Google Inc is planning new and revamped streaming-music services in coming weeks, searching for a way to stand out in an increasingly crowded field of rivals from Apple Inc and Amazon.com Inc to Spotify.

Nailing music is one way for Google to raise chances of continued success as people spend more time on mobile devices.

Google's YouTube service has become a low-profile titan in streaming through the popularity of music videos. Currently, videos must be chosen one track at a time. YouTube in coming weeks will launch new subscription and ad-supported YouTube music services able to play several tracks in a row, a person familiar with the plans said.

Google had been expected to launch the YouTube services by the end of summer and had offered few details.

Also coming soon: an update of Google's existing $10-a-month All Access subscription-music streaming service. The new version will incorporate technology acquired by Google with the purchase of Songza, a service known for its ability to recommend music, Jamie Rosenberg, Google's Vice President of Digital Content, said in an interview.

The variety of approaches risks confusing consumers, said Alex Luke, a venture capitalist at The Valley Fund, who has worked as an executive at music label EMI Music and was the director of music programming at Apple until 2011.

He argued that the winners in digital music would offer radio-style programs, downloads and let listeners put together their own playlists. (For a graphic of music sales, click here)

"The marketplace hasn't found itself yet and you're going to continue to see the big players like Apple and Google experiment," Luke said. "The thing that Google and YouTube both have in their favor is these huge, active user bases."

The latest music push comes 16 months after Google launched its All Access subscription service. Industry observers say All Access has struggled to stand out and set Google into a markedly different business than the free, ad-supported services that have long underpinned its success.

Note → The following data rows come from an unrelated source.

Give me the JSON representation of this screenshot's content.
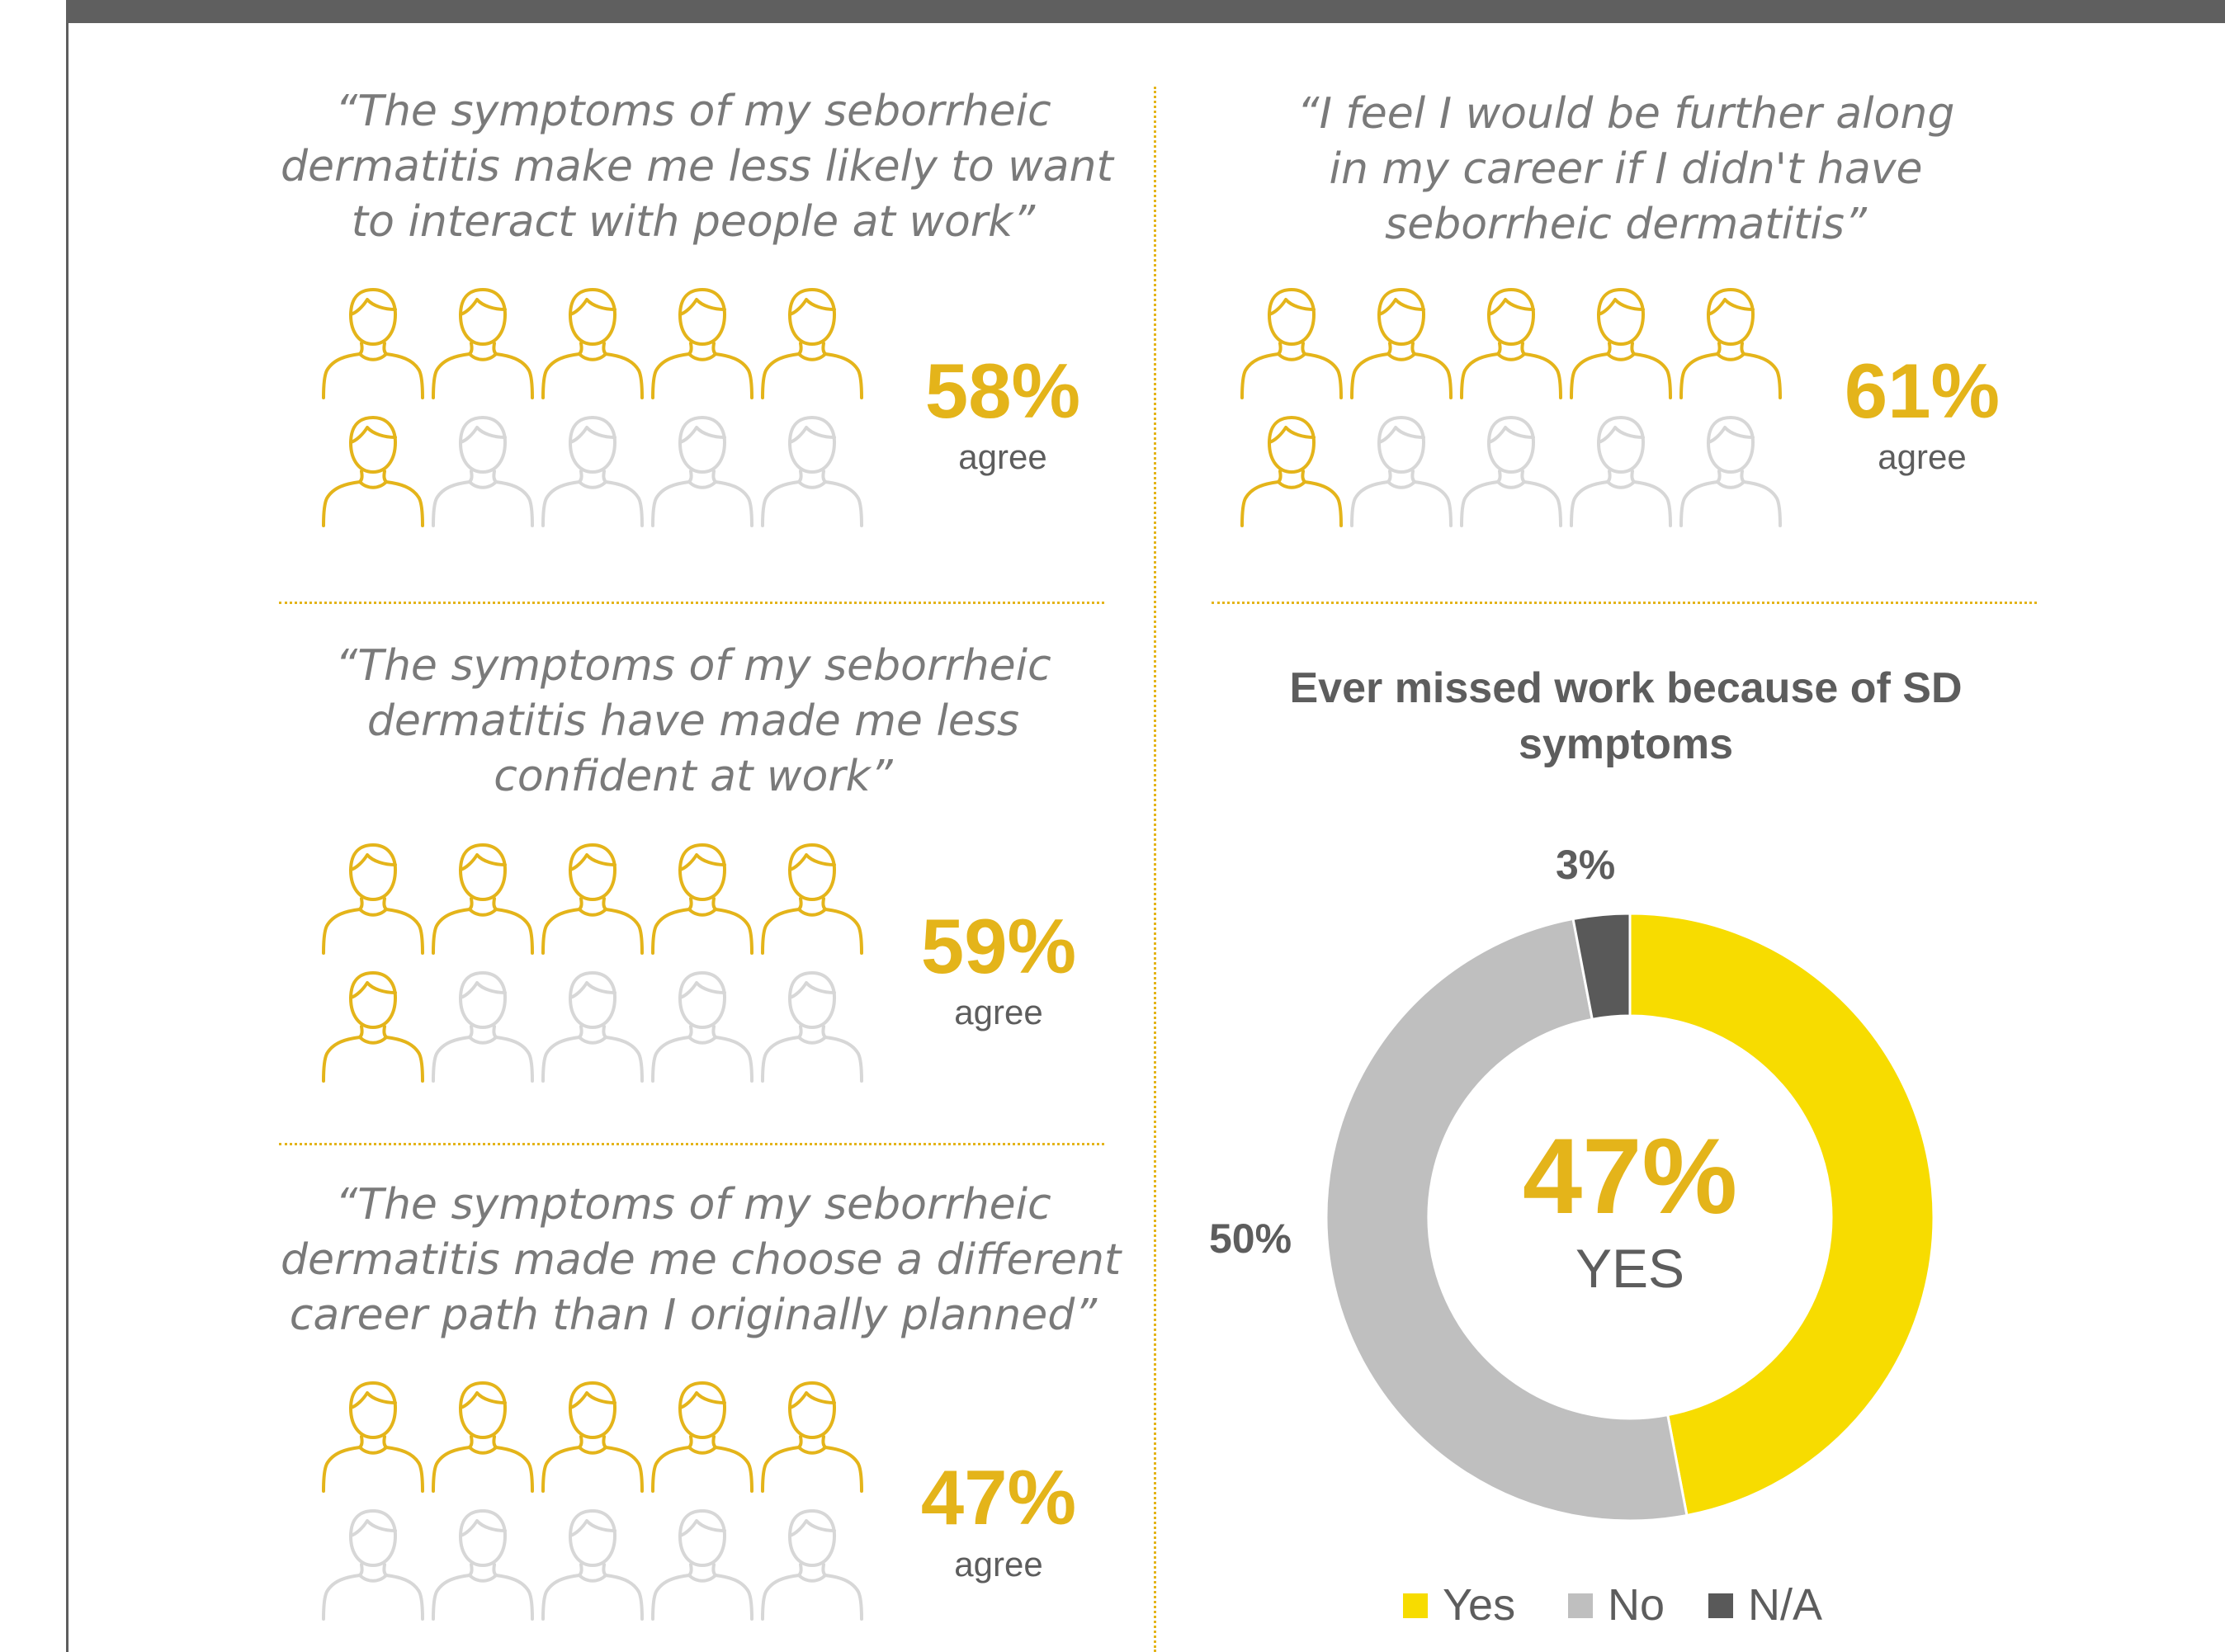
{
  "colors": {
    "accent": "#e4b41a",
    "inactive": "#d7d7d7",
    "yes": "#f7dc00",
    "no": "#bfbfbf",
    "na": "#595959",
    "text": "#5d5d5d"
  },
  "icons": {
    "person": "person-outline-icon"
  },
  "statements": [
    {
      "quote": "“The symptoms of my seborrheic dermatitis make me less likely to want to interact with people at work”",
      "lines": [
        "“The symptoms of my seborrheic",
        "dermatitis make me less likely to want",
        "to interact with people at work”"
      ],
      "percent": "58%",
      "agree_label": "agree",
      "value": 58,
      "highlighted_icons": 6,
      "total_icons": 10
    },
    {
      "quote": "“I feel I would be further along in my career if I didn't have seborrheic dermatitis”",
      "lines": [
        "“I feel I would be further along",
        "in my career if I didn't have",
        "seborrheic dermatitis”"
      ],
      "percent": "61%",
      "agree_label": "agree",
      "value": 61,
      "highlighted_icons": 6,
      "total_icons": 10
    },
    {
      "quote": "“The symptoms of my seborrheic dermatitis have made me less confident at work”",
      "lines": [
        "“The symptoms of my seborrheic",
        "dermatitis have made me less",
        "confident at work”"
      ],
      "percent": "59%",
      "agree_label": "agree",
      "value": 59,
      "highlighted_icons": 6,
      "total_icons": 10
    },
    {
      "quote": "“The symptoms of my seborrheic dermatitis made me choose a different career path than I originally planned”",
      "lines": [
        "“The symptoms of my seborrheic",
        "dermatitis made me choose a different",
        "career path than I originally planned”"
      ],
      "percent": "47%",
      "agree_label": "agree",
      "value": 47,
      "highlighted_icons": 5,
      "total_icons": 10
    }
  ],
  "chart_data": {
    "type": "pie",
    "title": "Ever missed work because of SD symptoms",
    "title_lines": [
      "Ever missed work because of SD",
      "symptoms"
    ],
    "categories": [
      "Yes",
      "No",
      "N/A"
    ],
    "values": [
      47,
      50,
      3
    ],
    "value_labels": [
      "47%",
      "50%",
      "3%"
    ],
    "colors": [
      "#f7dc00",
      "#bfbfbf",
      "#595959"
    ],
    "center_value": "47%",
    "center_label": "YES",
    "legend_position": "bottom"
  }
}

Google's All Access subscription music service likely draws between 500,000 and a few million users, said Mark Mulligan of research and consulting firm Midia Research. That puts it in the same ranks as rivals Rhapsody and Deezer, but behind Spotify, which has more than 10 million paying subscribers.

Apple has a Beats subscription streaming service, acquired with the Beats headphone line in May, and it has free iTunes radio, which analysts say has not been a breakout success. E-commerce giant Amazon launched its music service in June, providing streaming of a limited catalog of music to members of its $99-a-year Prime service.

The U.S. music market is worth $7 billion but royalty and marketing expenditures mean most streaming music businesses currently lose money, according to estimates from Brian Zisk, executive producer of the SF MusicTech Summit.

Mulligan described Google's music service in a "holding pattern", arguing that Google should be at least as big as Spotify given Google's resources and existing user base.

Google's Rosenberg acknowledged the service is not the market leader, but said Google was encouraged by what he called a "very healthy" portion of consumers who subscribed after a free one-month trial.

He saw no need to cut the $10 monthly subscription price.

"Is the bigger upside getting more people to try these services, or is the bigger upside dropping the price by a dollar or two?" he asked. "Right now we're focused on creating broad awareness that the service exists." All Access is now available in 43 countries, he said.

To stand out, Google envisions a service "that extends seamlessly to your wearable device or to your car," and that's intelligent enough to play "the right music for the right moment," Rosenberg says.

Marc Ruxin, the Chief Operating Officer of Rdio, a competing, privately-held streaming service, said Google wanted to use music to keep its main service, search, top of mind.

"Google like any Internet company is in a war for attention, so they want as much user time on a daily basis that they can get," he said.